Print Friendly

by Anselmo Watkins

“We lost wifi for almost half an hour,” said one of the delegates. “I tried to keep everyone’s spirits up by ordering room service, but it was pretty traumatic.”

The Model United Nations Team from the University of El Dorado – San Diego traveled to Washington DC to compete in the annual National Model United Nations on October 26. Little did they know they would be tragically inconvenienced by Hurricane Sandy, which left the nation’s capitol unscathed while causing billions of dollars in damage to the New York and New Jersey areas.

“The hurricane is a national story, and there we were, right in the thick of it,” said UEDSD Model UN Advisor and Professor of Political Science Kenneth Shunt. “Well, actually we were kind of on the fringe, the south end of it. But it was scary and we would like someone to acknowledge that and pay attention to us.”
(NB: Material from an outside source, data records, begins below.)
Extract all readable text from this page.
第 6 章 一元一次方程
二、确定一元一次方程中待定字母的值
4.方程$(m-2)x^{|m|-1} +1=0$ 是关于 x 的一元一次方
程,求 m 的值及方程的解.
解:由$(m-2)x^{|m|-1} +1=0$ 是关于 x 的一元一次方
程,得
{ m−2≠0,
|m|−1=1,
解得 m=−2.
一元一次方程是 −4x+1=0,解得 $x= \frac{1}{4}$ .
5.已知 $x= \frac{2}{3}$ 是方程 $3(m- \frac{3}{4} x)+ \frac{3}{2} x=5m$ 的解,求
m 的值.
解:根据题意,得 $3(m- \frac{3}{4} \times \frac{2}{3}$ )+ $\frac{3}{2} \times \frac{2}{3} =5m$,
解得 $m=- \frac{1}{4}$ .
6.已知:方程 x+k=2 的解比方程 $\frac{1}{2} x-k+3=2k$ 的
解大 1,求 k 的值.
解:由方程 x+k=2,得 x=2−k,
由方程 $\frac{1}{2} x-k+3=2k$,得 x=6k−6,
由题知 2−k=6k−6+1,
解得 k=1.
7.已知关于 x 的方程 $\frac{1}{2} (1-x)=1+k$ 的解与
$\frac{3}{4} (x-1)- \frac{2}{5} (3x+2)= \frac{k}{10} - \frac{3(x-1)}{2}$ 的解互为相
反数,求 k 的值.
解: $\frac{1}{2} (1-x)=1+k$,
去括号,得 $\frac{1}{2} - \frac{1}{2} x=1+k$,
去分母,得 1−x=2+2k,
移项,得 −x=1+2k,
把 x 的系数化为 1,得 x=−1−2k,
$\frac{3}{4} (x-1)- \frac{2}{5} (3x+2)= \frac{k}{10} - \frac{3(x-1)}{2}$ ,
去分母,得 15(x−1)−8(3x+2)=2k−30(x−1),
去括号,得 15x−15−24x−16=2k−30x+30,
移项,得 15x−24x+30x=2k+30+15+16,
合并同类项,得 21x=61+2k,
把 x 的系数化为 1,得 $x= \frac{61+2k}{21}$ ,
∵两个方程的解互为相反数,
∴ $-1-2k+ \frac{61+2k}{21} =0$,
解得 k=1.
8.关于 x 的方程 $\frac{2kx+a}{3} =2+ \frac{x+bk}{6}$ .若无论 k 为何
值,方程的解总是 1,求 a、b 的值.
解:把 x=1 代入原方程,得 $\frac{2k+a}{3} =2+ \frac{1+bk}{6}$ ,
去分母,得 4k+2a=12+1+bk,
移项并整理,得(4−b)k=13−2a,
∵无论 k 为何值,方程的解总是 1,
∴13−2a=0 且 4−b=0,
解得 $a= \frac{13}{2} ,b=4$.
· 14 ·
While the storm tracked north of Washington D.C., there was still some concern that the storm surge could affect the low-lying city. But rather than leave the event early, Shunt decided to stick it out until Monday.

“It was scary. We knew there was the potential of flooding, but this is Model UN. You don’t just walk away from Model UN. They don’t hold these things every month. It’s quarterly! And sometimes they only have three in a year,” said Shunt.

But by midday Monday the storm lashed the capitol with 70-mile-an-hour winds and seven inches of rain, forcing the closure of both Dulles International Airport and Reagan National Airport and postponing the group’s flight back to California.

With the federal government offices closed as well as the city’s famed Smithsonian Museum, the 12 UEDSD were stuck in their modest Holiday Inn hotel along with many of their fellow Model UN participants, forced to watch TV, read books and play Apples to Apples while the storm raged mostly to the north of them.

“It was scary for them. These students are from the desert. They hardly ever see rain, not to mention rain of this magnitude. Seven inches! And 70-mile-an-hour winds. Sure we get those every fall with the Santa Anas, but even then it’s pretty scary,” Shunt said.

“I just studied for my midterms,” said senior Josephine Sedles. “It was horrifying. The biggest bummer is that I didn’t get to wear my Halloween costume on Wednesday. I’ll never get this Halloween back.”

“I totally hooked up with that girl from Notre Dame,” added Jonathan Arlington. “Dude, what they say about Catholic school girls? Damn. This was better than going down to the Gaslamp. A totally target rich environment.”

By the next morning the students were winging their way home, touching down at Lindbergh Field late that night.

“We’re glad to be home, back from such a terrifying experience,” Shunt said. “This is the sort of trip that will stick in their memories for a long time. Fear will do that to you. It sticks with you.”